With a small handgun ready for use, he scolded the all-redskin party of soldiers and police officers.
‘Displa em no animal blong yupla, fuckin’ yupla (This is not your animal, fuckin’ you),’ he shouted and to this, Peter Era had a sudden wave of peace covering him, ‘go na lus nabaut, idiots! (Get lost, you idiots) Em police matter nau (This is now a police matter). Sapos yupla laik, watpo yupla no kilim em lo wanem hap yupla kisim em (If you wanted it, why didn’t you kill him where you captured him)?’
The Bougainvillean policeman grabbed Peter Era and directed him into his office as the redskin soldiers and police officers stood there looking stupid.
The Buka policeman then told Peter Era: ‘These aliens are burning our homes out of nothing but jealousy; for where they come from, they live in kunai grass houses, thus they are destroying you people and the homes around here.

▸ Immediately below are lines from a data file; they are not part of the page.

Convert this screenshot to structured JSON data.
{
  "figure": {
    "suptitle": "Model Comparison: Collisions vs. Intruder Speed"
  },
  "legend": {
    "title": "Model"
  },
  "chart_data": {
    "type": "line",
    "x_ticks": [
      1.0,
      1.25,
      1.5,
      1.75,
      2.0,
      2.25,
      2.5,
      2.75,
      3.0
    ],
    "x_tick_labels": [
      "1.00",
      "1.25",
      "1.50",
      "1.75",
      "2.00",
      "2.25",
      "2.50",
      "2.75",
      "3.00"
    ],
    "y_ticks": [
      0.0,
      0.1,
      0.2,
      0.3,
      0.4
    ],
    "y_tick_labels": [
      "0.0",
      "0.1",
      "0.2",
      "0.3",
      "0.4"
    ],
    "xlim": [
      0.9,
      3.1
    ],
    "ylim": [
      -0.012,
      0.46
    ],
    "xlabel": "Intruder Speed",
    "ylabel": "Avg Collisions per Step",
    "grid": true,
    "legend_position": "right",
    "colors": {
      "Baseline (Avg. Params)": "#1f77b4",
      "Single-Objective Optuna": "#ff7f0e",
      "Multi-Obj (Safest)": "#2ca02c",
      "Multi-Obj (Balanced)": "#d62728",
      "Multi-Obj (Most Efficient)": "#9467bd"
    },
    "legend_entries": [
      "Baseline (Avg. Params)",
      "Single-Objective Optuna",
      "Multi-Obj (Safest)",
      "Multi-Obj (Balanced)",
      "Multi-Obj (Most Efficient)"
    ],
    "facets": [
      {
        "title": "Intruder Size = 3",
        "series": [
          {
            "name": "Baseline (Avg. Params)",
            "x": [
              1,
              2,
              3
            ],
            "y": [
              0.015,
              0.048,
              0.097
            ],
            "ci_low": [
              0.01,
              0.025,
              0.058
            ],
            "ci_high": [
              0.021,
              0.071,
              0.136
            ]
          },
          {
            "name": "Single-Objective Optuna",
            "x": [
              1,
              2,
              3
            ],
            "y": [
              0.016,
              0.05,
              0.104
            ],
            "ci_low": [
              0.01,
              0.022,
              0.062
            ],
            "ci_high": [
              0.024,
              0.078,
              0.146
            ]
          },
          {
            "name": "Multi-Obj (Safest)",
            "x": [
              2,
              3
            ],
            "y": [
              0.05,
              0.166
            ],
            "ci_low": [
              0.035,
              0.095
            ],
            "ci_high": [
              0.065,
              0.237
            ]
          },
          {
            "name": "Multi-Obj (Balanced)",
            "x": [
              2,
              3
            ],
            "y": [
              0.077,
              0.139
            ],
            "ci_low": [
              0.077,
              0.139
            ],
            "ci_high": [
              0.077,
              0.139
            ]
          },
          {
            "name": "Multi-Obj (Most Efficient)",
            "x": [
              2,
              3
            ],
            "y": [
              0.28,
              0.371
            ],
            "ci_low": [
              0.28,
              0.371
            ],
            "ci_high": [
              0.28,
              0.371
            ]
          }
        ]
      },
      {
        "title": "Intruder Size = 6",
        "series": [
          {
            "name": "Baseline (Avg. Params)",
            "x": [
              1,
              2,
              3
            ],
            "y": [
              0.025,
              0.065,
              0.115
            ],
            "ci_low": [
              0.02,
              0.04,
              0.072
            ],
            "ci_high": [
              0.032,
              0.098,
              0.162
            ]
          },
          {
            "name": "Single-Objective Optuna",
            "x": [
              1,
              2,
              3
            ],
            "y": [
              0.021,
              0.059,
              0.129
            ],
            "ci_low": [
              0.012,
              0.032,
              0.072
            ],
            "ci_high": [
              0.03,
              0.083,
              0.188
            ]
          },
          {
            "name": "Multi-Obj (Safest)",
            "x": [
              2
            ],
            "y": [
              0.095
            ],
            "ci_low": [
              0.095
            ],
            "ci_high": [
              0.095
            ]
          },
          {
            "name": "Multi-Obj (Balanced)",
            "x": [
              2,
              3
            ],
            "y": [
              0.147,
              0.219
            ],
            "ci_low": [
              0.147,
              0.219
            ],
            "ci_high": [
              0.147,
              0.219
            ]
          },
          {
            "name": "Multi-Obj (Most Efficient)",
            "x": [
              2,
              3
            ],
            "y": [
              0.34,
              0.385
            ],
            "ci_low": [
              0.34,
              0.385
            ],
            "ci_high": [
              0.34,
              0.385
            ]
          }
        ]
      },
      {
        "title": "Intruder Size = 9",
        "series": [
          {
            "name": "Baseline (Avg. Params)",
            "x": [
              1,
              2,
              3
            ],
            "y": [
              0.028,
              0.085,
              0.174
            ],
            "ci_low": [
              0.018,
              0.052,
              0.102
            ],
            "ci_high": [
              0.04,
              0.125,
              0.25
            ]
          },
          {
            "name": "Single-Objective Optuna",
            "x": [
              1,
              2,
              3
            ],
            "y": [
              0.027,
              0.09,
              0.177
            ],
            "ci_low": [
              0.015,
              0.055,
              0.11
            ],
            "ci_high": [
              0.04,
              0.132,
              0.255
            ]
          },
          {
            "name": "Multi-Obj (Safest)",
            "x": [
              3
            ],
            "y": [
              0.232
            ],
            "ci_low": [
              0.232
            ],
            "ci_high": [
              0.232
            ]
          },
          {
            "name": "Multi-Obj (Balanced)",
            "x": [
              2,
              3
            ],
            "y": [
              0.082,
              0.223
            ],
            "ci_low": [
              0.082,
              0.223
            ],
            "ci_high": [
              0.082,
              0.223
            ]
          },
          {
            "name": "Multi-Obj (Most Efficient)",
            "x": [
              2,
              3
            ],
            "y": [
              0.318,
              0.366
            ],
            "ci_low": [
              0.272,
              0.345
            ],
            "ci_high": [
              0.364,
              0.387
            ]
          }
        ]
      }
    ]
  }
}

Very reckless kind of people’.
He then told him not to worry for with his presence he was safe and he will be transferred elsewhere away from these barbaric men.
‘I hope these two Bougainvilleans read my story and find me,’ he told me, ‘for I owe them my life. Without his kind and brave Bougainvillean hearts for an endangered fellow Bougainvillean I was death in the hands of the redskins.’